Find the solution to 36z^2+96z+15=0
divide the original answer by 3
and get
12Z^2 + 32Z + 5 = 0
now find common factor of 12, that work for the equation
(6Z + 1)(2Z +5)=0
6Z = -1
z= -1/6
2Z = -5
Z= -5/2
now plug each Z value in to the equation (one at a time) and see which Z value lets the equation equal to zero.
this answer is wrong, the answer would be -5/2, -1/6
To find the solution to the quadratic equation 36z^2 + 96z + 15 = 0, we can use the quadratic formula. The quadratic formula is given by:
z = (-b ± √(b^2 - 4ac)) / (2a)
In the given equation, the coefficients are:
a = 36
b = 96
c = 15
We can substitute these values into the quadratic formula to find the solutions for z.
z = (-(96) ± √((96)^2 - 4(36)(15))) / (2(36))
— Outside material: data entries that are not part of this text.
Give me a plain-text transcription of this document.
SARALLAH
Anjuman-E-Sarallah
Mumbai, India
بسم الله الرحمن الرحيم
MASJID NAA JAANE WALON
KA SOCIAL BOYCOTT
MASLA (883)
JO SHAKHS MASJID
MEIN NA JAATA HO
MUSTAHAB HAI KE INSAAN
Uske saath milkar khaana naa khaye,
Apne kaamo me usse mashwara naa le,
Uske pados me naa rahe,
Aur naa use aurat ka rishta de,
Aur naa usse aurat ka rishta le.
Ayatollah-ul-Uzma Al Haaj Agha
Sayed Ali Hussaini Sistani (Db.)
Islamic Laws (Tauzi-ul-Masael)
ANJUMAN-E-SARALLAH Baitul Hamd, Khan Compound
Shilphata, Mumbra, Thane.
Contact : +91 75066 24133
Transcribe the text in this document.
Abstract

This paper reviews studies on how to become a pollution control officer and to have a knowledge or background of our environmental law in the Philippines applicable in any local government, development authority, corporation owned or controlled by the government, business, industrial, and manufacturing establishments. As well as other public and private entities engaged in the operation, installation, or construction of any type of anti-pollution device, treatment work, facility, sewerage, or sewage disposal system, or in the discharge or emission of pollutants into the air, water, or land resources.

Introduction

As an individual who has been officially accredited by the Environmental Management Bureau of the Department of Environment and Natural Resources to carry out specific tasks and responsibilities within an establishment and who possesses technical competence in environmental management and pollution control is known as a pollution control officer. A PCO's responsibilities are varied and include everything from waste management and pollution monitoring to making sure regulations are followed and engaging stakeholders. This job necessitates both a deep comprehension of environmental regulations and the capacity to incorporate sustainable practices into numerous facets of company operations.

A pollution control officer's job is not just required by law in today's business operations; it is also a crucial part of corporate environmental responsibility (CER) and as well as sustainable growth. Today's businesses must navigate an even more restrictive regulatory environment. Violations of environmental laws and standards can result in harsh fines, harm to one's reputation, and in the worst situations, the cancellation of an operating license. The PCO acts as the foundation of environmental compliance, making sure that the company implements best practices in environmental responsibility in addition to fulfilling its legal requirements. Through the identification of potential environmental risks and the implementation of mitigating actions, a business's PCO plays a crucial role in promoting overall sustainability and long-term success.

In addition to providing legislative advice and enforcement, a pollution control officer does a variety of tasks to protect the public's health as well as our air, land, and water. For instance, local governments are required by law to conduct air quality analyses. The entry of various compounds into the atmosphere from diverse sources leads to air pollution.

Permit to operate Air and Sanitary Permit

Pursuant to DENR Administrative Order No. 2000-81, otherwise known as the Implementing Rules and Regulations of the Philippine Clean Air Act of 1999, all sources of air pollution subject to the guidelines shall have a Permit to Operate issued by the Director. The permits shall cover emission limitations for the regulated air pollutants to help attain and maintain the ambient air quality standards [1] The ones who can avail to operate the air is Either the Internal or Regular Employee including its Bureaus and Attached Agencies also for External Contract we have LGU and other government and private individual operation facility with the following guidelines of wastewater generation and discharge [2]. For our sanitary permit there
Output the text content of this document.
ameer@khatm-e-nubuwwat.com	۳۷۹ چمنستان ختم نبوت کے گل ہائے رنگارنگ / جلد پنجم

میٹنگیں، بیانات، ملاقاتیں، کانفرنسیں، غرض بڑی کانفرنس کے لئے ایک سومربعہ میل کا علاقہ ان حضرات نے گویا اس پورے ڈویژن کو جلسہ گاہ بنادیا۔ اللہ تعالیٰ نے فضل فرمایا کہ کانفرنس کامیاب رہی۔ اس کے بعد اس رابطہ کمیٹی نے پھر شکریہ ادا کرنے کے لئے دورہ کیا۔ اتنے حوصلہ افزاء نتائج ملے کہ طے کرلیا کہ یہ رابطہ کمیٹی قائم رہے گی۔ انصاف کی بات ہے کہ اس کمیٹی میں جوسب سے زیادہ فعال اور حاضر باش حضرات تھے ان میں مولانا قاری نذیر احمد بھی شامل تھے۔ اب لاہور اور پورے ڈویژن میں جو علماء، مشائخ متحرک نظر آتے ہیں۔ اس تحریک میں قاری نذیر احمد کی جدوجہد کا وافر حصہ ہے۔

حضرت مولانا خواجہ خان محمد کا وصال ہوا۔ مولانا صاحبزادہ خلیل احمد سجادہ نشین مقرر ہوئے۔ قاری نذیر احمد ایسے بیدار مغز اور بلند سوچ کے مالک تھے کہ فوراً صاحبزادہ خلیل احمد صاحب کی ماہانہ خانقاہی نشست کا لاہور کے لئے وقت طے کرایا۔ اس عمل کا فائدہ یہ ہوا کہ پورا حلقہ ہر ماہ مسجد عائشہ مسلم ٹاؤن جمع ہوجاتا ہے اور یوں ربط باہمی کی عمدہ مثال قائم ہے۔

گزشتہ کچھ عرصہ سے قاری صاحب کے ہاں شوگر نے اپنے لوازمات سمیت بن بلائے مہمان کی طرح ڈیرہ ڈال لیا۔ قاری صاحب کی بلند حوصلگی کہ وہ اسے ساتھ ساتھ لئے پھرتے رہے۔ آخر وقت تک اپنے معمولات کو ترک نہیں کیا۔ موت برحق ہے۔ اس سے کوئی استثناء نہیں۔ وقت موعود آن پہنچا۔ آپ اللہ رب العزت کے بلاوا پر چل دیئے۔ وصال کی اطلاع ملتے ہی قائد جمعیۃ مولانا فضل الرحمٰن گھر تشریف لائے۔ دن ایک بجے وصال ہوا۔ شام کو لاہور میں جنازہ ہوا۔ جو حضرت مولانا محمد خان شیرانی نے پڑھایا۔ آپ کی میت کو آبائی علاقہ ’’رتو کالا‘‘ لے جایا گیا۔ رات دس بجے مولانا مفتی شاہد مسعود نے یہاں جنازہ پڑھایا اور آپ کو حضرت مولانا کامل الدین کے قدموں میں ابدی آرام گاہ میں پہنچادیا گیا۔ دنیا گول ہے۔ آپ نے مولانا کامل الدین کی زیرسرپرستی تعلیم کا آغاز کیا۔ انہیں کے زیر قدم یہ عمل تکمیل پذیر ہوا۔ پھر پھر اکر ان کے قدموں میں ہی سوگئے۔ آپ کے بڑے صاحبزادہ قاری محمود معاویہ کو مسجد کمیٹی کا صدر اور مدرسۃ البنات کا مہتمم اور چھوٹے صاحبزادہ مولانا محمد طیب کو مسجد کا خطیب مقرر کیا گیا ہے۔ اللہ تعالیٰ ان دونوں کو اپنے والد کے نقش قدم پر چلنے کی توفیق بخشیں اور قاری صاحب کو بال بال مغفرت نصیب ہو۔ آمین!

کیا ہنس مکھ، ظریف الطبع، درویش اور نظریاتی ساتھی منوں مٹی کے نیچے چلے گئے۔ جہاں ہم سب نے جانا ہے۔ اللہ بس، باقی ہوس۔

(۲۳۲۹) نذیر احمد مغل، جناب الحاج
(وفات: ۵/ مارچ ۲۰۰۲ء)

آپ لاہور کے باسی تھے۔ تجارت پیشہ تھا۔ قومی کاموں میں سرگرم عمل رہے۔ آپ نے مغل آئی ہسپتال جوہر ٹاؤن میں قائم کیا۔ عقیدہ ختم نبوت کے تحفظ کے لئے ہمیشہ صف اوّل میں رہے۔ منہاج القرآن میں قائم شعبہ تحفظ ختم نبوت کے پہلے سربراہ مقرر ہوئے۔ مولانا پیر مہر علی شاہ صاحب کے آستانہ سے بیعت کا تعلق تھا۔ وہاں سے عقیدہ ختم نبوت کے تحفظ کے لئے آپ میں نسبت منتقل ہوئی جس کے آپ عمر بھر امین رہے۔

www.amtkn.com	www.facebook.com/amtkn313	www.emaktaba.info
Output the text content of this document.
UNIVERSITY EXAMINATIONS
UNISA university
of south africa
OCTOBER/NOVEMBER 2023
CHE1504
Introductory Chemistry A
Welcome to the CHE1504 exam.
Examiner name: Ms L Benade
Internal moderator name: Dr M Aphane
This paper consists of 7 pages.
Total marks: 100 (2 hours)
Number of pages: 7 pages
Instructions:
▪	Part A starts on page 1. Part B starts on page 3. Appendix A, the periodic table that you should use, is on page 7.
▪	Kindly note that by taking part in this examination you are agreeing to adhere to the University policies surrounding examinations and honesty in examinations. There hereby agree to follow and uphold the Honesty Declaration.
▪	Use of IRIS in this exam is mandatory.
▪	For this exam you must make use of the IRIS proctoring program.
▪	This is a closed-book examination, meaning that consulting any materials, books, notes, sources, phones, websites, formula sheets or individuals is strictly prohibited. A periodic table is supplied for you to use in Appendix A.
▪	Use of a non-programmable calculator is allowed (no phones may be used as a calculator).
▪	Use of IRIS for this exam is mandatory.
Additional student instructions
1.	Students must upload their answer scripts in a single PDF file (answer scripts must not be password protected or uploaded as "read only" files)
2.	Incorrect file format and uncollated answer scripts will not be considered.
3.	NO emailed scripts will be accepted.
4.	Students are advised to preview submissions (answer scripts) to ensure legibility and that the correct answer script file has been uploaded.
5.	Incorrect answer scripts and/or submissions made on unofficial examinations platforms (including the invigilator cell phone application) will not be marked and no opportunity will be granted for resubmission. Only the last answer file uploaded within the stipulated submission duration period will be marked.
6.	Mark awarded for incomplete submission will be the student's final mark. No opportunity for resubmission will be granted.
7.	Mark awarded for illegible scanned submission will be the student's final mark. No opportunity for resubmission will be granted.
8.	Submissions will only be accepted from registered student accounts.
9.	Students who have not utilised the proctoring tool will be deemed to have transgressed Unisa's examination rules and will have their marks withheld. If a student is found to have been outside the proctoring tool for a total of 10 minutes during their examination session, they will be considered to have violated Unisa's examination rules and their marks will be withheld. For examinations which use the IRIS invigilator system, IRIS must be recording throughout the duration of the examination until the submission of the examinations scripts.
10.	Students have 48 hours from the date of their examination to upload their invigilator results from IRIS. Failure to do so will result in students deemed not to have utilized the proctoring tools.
Now let's simplify the equation step by step:
z = (-96 ± √(9216 - 2160)) / (72)
z = (-96 ± √(7056)) / (72)
z = (-96 ± 84) / (72)
Now, let's solve for both possible values of z:
Solving for the positive square root:
z = (-96 + 84) / 72
z = -12 / 72
z = -1/6
Solving for the negative square root:
z = (-96 - 84) / 72
z = -180 / 72
z = -5/2
Therefore, the solutions to the quadratic equation 36z^2 + 96z + 15 = 0 are z = -1/6 and z = -5/2.